Mr. Rothbort uses tree trunks, old gate posts and driftwood for his medium and finds in their forms and texture which exposure has given them the suggestions for the forms which he carves. The results are imaginative and evocative because of the suggestions that they have been released from their material that confined them.   

-Brooklyn Daily Eagle, November 19, 1933  

 

                                                        

                        Cockfight                                        Feeding Her Young  

           

"Best of all, however, are the sculptures.

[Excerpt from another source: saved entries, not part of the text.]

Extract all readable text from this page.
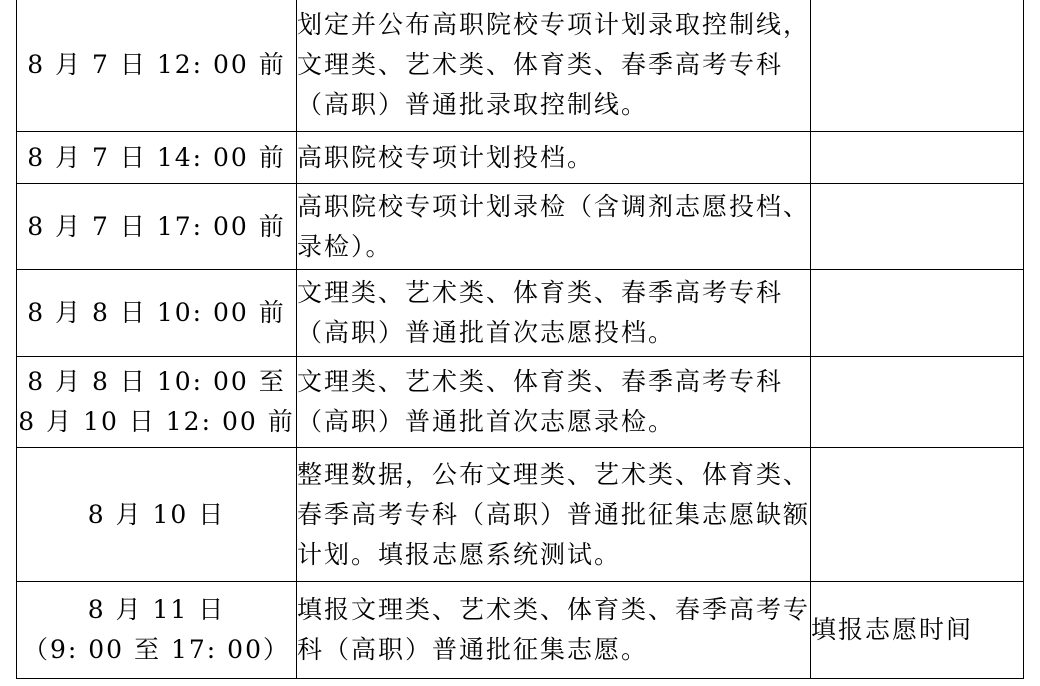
8 月 7 日 12: 00 前	划定并公布高职院校专项计划录取控制线，文理类、艺术类、体育类、春季高考专科（高职）普通批录取控制线。	

8 月 7 日 14: 00 前	高职院校专项计划投档。	

8 月 7 日 17: 00 前	高职院校专项计划录检（含调剂志愿投档、录检）。	

8 月 8 日 10: 00 前	文理类、艺术类、体育类、春季高考专科（高职）普通批首次志愿投档。	

8 月 8 日 10: 00 至
8 月 10 日 12: 00 前	文理类、艺术类、体育类、春季高考专科（高职）普通批首次志愿录检。	

8 月 10 日	整理数据，公布文理类、艺术类、体育类、春季高考专科（高职）普通批征集志愿缺额计划。填报志愿系统测试。	

8 月 11 日
（9: 00 至 17: 00）	填报文理类、艺术类、体育类、春季高考专科（高职）普通批征集志愿。	填报志愿时间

They are extraordinary !  Cut out of tree roots or chunks of stone, they're near abstract in form, yet, at the same time, most poetic and even spiritual."

-New York World Telegram, November 7, 1942

 

                                         

                                                                Harmonica Player                                        Chirping Sparrows            

 

"...sculpture...imaginative... mystical results seem weathered out of them rather than controlled by the chisel..."

-New York Herald-Tribune, November 15, 1942

 

                                                                                                                                        

                                                                    Embraced In Love                                              Wheat                                                                 

                                                      

...sculpture... more quality and creative imagination than you'll find in a raft of so-called important sculpture exhibitions. He depicts a pair of dancers and they're like the movement of wind; or a crowd of subway straphangers, and they are as dehumanized as so many wooden pins jammed in a box; or a sleeping bull, and it is the very incarnation of brute strength."

-New York Herald-Tribune, September 23, 1944

 

                                                                                                                 

                                                                     The Fallen Bird                                                  Hunger

 

"The Sculptures on the other hand, are as solid as the paintings are loose. They are carved directly from the stone, with the essential density of the material dictating form, and details kept at a minimum. At the same time the themes are on the weighty serious side. (Comparisons may indeed be odious, but Flannagan is the man who comes to mind here)."

-New York World Telegram, November 16, 1940

 

                                            

                                                                       Affection                                Monkeys On A Tree - Sculptured Copper

 

"Sculpture is in the imaginatively abstract vein. He works in a strictly sculptural language all his own."

Brooklyn Daily Eagle, November 25, 1945

 

 

 

 

 

 

 

 

 

The following excerpts are from the book - Out of Wood and Stone,  Samuel Rothbort - 1952

 

 

The Mosquito

 

The advertising world floods like rainwater to the sewers. They'll use anything for their purpose. Take baldness. For the past fifty years they've advertised hair tonics to bring up new crops. Any fool knows that not a single full-grown hair has sprouted from all the advertising.

After all, what's bad about a bald head? No growing pains, no barber bills or sanitation problems, and it's the skin you love to touch. But unfortunately, it is also an open field for the mosquito.

I carved the piece of wood merely as a caricature on the modern state of mind.

 

 

The Young Naturalist

 

Here is a block of wood cut out of the condemned trees lying in the city dumps. It may be aspen, poplar or northern cottonwood. I carved my son Larry's portrait when he was at the height of his spiritual and naturalistic studies, wearing long hair and a beard. I didn't dream, that time, that he will turn out a painter. He had just begun to build up his theories, and at the bottom are representative blocks of stone depicting building. There are also symbols of his studies, of the wine grape, the lyric harp, and ever-lasting youth.

The totally direct portrait sculptor, not only observes the model with his eyes, but actually touches the model, and feels with his fingers, and gets the living warmth of the model into the material.